Syntax conversion for programs written in other languages
Introduction
At the current writing, Yacas is still in its infancy.
There are currently systems available
that have many more years of development behind them.
Maxima for instance has a license that is compatible
with the Yacas license (they are both GPL).
These systems already implement features and algorithms
that Yacas has yet to implement.
The big difference, in this respect, to the other systems
is the programming language the code is written in. All these
algorithms will have to be re-implemented simply because
Yacas runs on top of the Yacas scripting language, which
is different from the languages in which the larger systems
are implemented.
Another difference is of course that functions (algorithms)
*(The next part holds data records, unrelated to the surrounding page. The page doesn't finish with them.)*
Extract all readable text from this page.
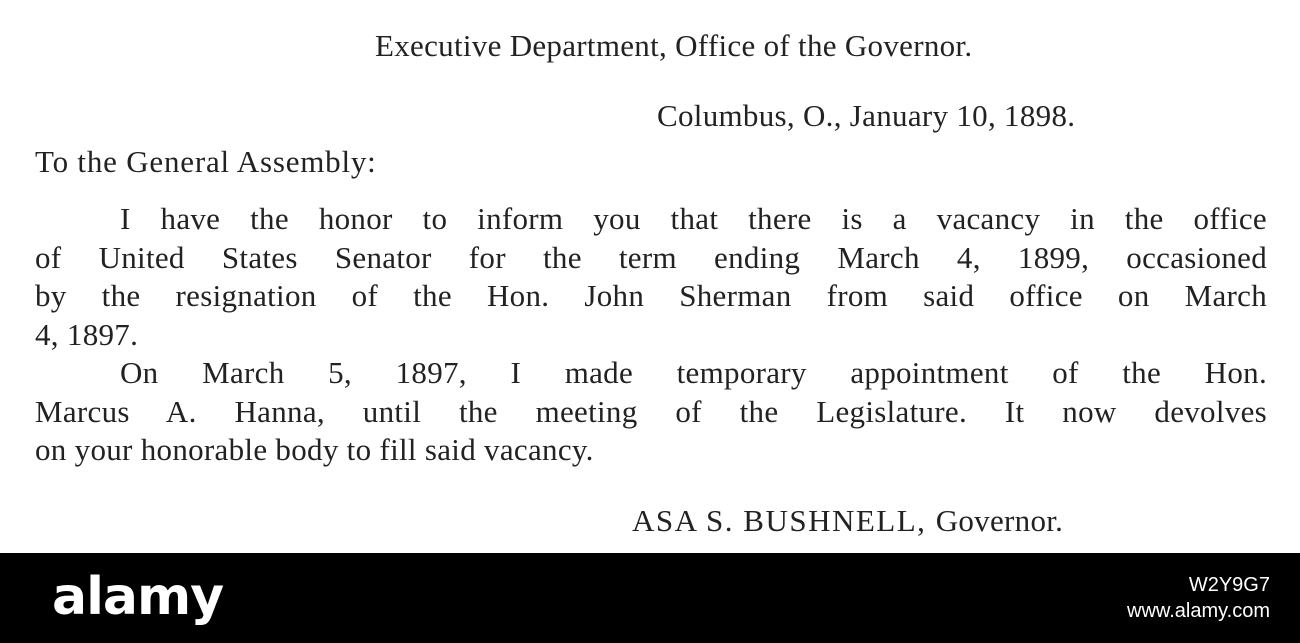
Executive Department, Office of the Governor.
Columbus, O., January 10, 1898.
To the General Assembly:
I have the honor to inform you that there is a vacancy in the office
of United States Senator for the term ending March 4, 1899, occasioned
by the resignation of the Hon. John Sherman from said office on March
4, 1897.
On March 5, 1897, I made temporary appointment of the Hon.
Marcus A. Hanna, until the meeting of the Legislature. It now devolves
on your honorable body to fill said vacancy.
ASA S. BUSHNELL, Governor.
alamy	W2Y9G7
www.alamy.com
defined in these systems are built on top of other functions
defined in these languages. It would thus at first seem
that one can not simply take a small part of a system
without taking the entire rest of the system with it.
This chapter addresses the first problem, the one where
the algorithms are already defined in other languages,
but with a different syntax. A simple scheme is presented
here that will hopefully allow conversion of algorithms
written in a certain syntax to the Yacas syntax. The aim
is to preserve the structure of the original files as much
as possible. Comments should thus be left untouched.
Because of this, standard parsing and compilation techniques
are not fully usable, as these schemes usually throw away
comments from code parsed in as soon as possible, and the
intermediate data structures don't offer a place for
storing comments with sub-expressions.
The potential is huge; hundreds of man-years of
research and development went into the other systems,
and it would thus be a big boost to Yacas to be able
to use these facilities. For this the licensing issues
with these systems need to be resolved too.
This document will end with a discussion of the second
problem; being able to take over parts of other systems
as opposed to having to take over the entire system.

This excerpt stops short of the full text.